Scoop (2006)

Scoop (2006)

Woody Allen (2006)

Sad to say, it’s as bad as you were led to believe.  Woody Allen is Sid Waterman, a magician aka ‘The Great Splendini’, performing in London.  Scarlett Johansson is Sondra Pransky, another American abroad – she’s a journalism student who gets dragged up on stage to go into Splendini’s ‘dematerialiser’.  While she’s in it, Sondra is told by the ghost of a recently deceased newshound that a serial killer on the loose – ‘The Tarot Card Killer’ – is a young British aristocrat called Peter Lyman.   Sondra and Stanley team up and get to know the dashing Peter; she finds herself falling for him – at the same time, she’s intent on realising her supernatural scoop.   This is an unusually underpopulated Woody Allen film – it’s pretty well a three-hander for himself, Johansson and Hugh Jackman as Peter, and all three performances are bizarre.

Allen might be trying, through his appearance in this film, to persuade us that his movies can be better off without him.  (He hasn’t acted since Scoop although he’s due back in front of the camera for his next picture, The Bop Decameron[1].)  In trying to get to the bottom of Peter, Stanley and Sondra pose as father and daughter but it’s when they’re not involved in this pretence that their partnership is more unconvincing.  Stanley doesn’t come across as paternal but he isn’t lusting after Sondra either.  Deprived of the impetus of self-interest, Woody Allen is adrift – his trademark locutions ring hollow and unfunny when they have no traction with an ulterior motive.

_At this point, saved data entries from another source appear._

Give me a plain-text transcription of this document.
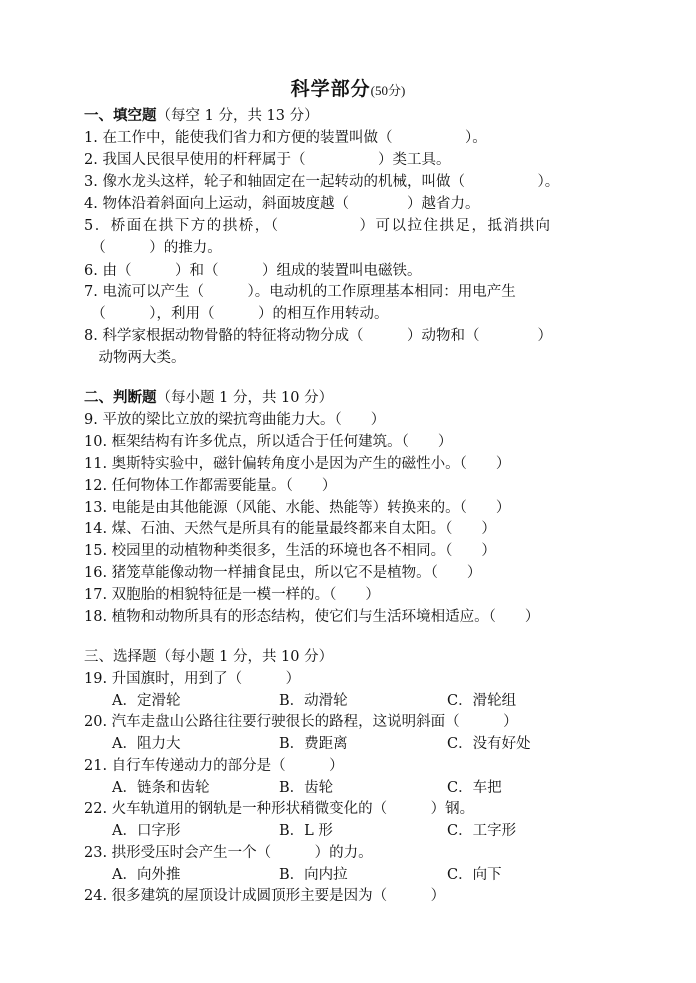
科学部分(50分)
一、填空题（每空 1 分，共 13 分）
1. 在工作中，能使我们省力和方便的装置叫做（　　　　　）。
2. 我国人民很早使用的杆秤属于（　　　　　）类工具。
3. 像水龙头这样，轮子和轴固定在一起转动的机械，叫做（　　　　　）。
4. 物体沿着斜面向上运动，斜面坡度越（　　　　）越省力。
5．桥面在拱下方的拱桥，（　　　　　）可以拉住拱足，抵消拱向
　（　　　）的推力。
6. 由（　　　）和（　　　）组成的装置叫电磁铁。
7. 电流可以产生（　　　）。电动机的工作原理基本相同：用电产生
　（　　　），利用（　　　）的相互作用转动。
8. 科学家根据动物骨骼的特征将动物分成（　　　）动物和（　　　　）
　动物两大类。
二、判断题（每小题 1 分，共 10 分）
9. 平放的梁比立放的梁抗弯曲能力大。（　　）
10. 框架结构有许多优点，所以适合于任何建筑。（　　）
11. 奥斯特实验中，磁针偏转角度小是因为产生的磁性小。（　　）
12. 任何物体工作都需要能量。（　　）
13. 电能是由其他能源（风能、水能、热能等）转换来的。（　　）
14. 煤、石油、天然气是所具有的能量最终都来自太阳。（　　）
15. 校园里的动植物种类很多，生活的环境也各不相同。（　　）
16. 猪笼草能像动物一样捕食昆虫，所以它不是植物。（　　）
17. 双胞胎的相貌特征是一模一样的。（　　）
18. 植物和动物所具有的形态结构，使它们与生活环境相适应。（　　）
三、选择题（每小题 1 分，共 10 分）
19. 升国旗时，用到了（　　　）
A．定滑轮	B．动滑轮	C．滑轮组
20. 汽车走盘山公路往往要行驶很长的路程，这说明斜面（　　　）
A．阻力大	B．费距离	C．没有好处
21. 自行车传递动力的部分是（　　　）
A．链条和齿轮	B．齿轮	C．车把
22. 火车轨道用的钢轨是一种形状稍微变化的（　　　）钢。
A．口字形	B．L 形	C．工字形
23. 拱形受压时会产生一个（　　　）的力。
A．向外推	B．向内拉	C．向下
24. 很多建筑的屋顶设计成圆顶形主要是因为（　　　）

Scarlett Johansson is pleasant and radiantly pretty but she plays Sondra with such unsure gusto that she might be pretending to be an American; and she never manages to bring out the tension between Sondra’s feelings for Peter and her hard-nosed sleuthing.  Hugh Jackman is pretending to be a different nationality; he hangs on to his upper-class English vowels with grim determination but the strain shows (and the accent occasionally slips).  He’s remarkably bland:  at first, I wondered if there was something clever going on – something to do with the idea that psychopathic murderers just seem nice chaps most of the time.  As Scoop goes on, though, the blandness merges with your larger sense of disappointment.  It becomes obvious how things are going to turn out.  The fact that Jackman is weightless and implausible as a killer expresses the nothing-at-stake vapidity of the film as a whole.

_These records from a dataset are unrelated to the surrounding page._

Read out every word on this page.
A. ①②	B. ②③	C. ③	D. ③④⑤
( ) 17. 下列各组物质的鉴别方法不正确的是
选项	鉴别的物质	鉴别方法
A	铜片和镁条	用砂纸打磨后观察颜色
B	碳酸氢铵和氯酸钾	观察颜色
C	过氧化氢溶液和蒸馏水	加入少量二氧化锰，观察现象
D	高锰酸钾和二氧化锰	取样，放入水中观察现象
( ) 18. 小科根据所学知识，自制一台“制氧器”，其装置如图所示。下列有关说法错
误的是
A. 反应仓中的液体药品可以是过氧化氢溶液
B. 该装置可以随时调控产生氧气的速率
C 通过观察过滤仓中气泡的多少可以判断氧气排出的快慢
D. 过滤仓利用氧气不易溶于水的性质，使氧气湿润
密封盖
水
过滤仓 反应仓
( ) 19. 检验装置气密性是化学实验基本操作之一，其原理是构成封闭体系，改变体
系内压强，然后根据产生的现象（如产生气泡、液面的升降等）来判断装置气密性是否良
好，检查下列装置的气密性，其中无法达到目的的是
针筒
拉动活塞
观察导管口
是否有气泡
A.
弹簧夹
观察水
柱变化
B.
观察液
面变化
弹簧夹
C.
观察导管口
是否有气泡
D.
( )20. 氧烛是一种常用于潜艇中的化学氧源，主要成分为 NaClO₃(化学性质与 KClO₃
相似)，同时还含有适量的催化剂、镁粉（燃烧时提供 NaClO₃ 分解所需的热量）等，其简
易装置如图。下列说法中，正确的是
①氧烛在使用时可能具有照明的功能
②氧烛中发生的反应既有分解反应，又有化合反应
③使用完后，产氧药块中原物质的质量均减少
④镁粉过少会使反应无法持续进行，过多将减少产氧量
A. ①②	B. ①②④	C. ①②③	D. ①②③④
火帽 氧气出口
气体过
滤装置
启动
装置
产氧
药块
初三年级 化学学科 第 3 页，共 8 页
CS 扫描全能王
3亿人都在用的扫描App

Although Peter Lyman is a murderer, it turns out he’s not The Tarot Card Killer.  This may be meant to pour scorn on the reliability of information supplied from the hereafter; all it does is to confirm the lukewarm quality of Scoop.  In Woody Allen’s previous film, Match Point, the theme of chance provided some kind of pretext for the indifferent plotting:  here, there’s no excuse for the slackness of a plot which needs to be amusingly ingenious.  The dialogue is no great shakes either.  It’s strange how Woody Allen’s way with words seems to desert him whenever, and only when, he sets a movie in this country.  The Great Splendini’s onstage spiel is presented as if exposing its fake humanitarianism is satirically acute; as a comic idea, this is even more tired than the professional insincerity that’s being sent up.  The accompanying music is just about the jauntiest element of Scoop – not least because it’s an unusual choice for Woody Allen (Grieg, Tchaikowksy).   The cast also includes Ian McShane (as the dead journalist), Charles Dance (a living one, though it’s hard to tell with him) and, wasted in little parts, Romola Garai, Victoria Hamilton and Kevin R McNally.

14 October 2011

[1] The working title of what became To Rome with Love.